After serving with distinction on the Los Angeles World Affairs Council, Mrs. Jorgensen was honored with election as Life Director. She also became the first female to serve as chairman of the board of overseers of the Huntington Library Art Gallery and Botanical Gardens in San Marino, California. For her help and service in developing the world-famous botanical gardens, she was elected Trustee Emeritus.

Jorgensen also had musical interests. She served as director of the Los Angeles Symphony Association, on the President's Blue Ribbon 400 for the Los Angeles Music Center, and was a member of the Board of Trustees of the John F. Kennedy Center for the Performing Arts. She helped found the James Madison Council of the Library of Congress, the first-ever national advisory and support group in its 205-year history.

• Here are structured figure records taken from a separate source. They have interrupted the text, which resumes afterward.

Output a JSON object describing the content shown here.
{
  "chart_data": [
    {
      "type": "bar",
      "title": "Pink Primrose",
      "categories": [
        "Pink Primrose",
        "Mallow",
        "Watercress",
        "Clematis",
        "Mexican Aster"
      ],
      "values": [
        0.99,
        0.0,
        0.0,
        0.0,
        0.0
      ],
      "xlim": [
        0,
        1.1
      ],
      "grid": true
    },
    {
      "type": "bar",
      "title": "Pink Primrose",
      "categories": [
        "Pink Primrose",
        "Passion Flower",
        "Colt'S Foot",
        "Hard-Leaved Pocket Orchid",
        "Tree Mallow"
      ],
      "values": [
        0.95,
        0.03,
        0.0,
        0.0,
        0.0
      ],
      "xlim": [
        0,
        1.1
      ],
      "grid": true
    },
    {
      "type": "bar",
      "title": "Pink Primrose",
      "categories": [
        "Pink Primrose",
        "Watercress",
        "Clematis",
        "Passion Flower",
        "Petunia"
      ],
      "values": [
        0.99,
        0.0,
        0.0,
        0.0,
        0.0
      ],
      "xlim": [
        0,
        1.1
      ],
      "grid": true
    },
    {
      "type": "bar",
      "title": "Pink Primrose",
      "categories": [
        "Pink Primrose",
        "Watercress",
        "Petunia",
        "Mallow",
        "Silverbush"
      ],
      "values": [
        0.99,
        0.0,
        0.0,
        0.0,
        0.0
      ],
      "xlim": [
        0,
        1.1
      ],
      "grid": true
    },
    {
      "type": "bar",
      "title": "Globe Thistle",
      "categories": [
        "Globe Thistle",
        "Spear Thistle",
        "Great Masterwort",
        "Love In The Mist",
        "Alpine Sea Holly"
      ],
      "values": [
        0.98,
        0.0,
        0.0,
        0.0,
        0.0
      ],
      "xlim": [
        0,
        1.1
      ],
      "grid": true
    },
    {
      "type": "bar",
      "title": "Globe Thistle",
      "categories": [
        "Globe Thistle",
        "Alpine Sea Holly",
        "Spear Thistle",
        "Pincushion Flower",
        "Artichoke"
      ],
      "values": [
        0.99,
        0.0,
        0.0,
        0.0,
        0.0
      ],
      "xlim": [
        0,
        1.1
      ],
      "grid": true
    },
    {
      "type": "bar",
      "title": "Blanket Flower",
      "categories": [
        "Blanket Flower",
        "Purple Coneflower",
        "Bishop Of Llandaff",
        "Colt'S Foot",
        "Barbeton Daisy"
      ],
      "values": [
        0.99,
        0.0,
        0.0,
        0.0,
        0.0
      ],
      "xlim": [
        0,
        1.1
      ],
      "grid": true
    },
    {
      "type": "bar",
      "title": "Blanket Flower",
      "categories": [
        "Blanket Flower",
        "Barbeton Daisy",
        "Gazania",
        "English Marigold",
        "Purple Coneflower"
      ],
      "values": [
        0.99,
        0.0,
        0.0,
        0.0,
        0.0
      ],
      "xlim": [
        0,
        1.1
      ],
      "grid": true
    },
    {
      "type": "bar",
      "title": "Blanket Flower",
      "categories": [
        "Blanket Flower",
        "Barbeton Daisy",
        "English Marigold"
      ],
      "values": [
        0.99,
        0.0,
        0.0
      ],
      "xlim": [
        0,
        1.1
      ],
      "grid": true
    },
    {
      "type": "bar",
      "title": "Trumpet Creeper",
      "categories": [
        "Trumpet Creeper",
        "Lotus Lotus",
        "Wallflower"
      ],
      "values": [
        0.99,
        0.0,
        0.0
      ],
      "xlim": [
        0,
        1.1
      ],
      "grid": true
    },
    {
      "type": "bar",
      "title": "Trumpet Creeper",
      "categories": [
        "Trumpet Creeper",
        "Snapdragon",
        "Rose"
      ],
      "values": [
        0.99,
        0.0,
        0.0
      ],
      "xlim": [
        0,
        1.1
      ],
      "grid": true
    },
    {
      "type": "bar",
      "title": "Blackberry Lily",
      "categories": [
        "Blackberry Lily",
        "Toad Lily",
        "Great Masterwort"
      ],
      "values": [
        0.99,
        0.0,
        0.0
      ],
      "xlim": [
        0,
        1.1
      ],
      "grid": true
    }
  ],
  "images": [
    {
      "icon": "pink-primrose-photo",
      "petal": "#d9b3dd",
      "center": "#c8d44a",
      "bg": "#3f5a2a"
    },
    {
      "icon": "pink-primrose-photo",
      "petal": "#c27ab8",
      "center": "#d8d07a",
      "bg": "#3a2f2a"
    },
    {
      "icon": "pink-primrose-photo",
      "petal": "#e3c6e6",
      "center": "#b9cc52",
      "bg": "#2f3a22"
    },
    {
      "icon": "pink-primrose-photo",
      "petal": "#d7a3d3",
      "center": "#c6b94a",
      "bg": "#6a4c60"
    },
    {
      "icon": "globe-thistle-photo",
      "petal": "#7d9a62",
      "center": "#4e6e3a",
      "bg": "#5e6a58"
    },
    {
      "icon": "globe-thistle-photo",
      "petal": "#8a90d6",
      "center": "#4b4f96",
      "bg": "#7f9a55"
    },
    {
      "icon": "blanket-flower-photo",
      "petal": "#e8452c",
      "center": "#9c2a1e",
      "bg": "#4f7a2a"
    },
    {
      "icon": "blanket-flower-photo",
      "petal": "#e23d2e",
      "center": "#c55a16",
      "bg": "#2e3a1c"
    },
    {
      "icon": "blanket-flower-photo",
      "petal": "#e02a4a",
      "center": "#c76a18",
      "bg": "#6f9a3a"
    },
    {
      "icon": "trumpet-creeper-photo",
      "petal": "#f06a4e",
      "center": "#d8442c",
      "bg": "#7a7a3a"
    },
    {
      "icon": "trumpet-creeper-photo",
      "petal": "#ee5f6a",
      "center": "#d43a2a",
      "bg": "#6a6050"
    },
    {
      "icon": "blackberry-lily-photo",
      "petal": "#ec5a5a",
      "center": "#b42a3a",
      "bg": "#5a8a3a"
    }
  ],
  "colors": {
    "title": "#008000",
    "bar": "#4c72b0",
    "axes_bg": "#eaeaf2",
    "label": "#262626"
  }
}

Marion Jorgensen also served as a member of the board of Continental Airlines and Frontier Airlines.

==Later life and death==
Jorgensen's husband Earle died in 1999. Throughout May 2007, Mrs. Jorgensen donated roughly $7,000 to the 2008 presidential campaign of John McCain. In October of that year, Mrs. Jorgensen was honored by the St. John's Health Center Foundation Board of Trustees with the Spirit of St. John's Award in recognition of her lifelong contributions to the center. The award honors an individual whose vision, determination and generosity of spirit have advanced the mission of St. John's.

Marion Jorgensen died on June 18, 2008, at St. John's Health Center, the very place where she volunteered often. She was 96. Jorgensen was survived by her sons, Peter Bren and Donald Bren, four Jorgensen children, and many grandchildren and great-grandchildren.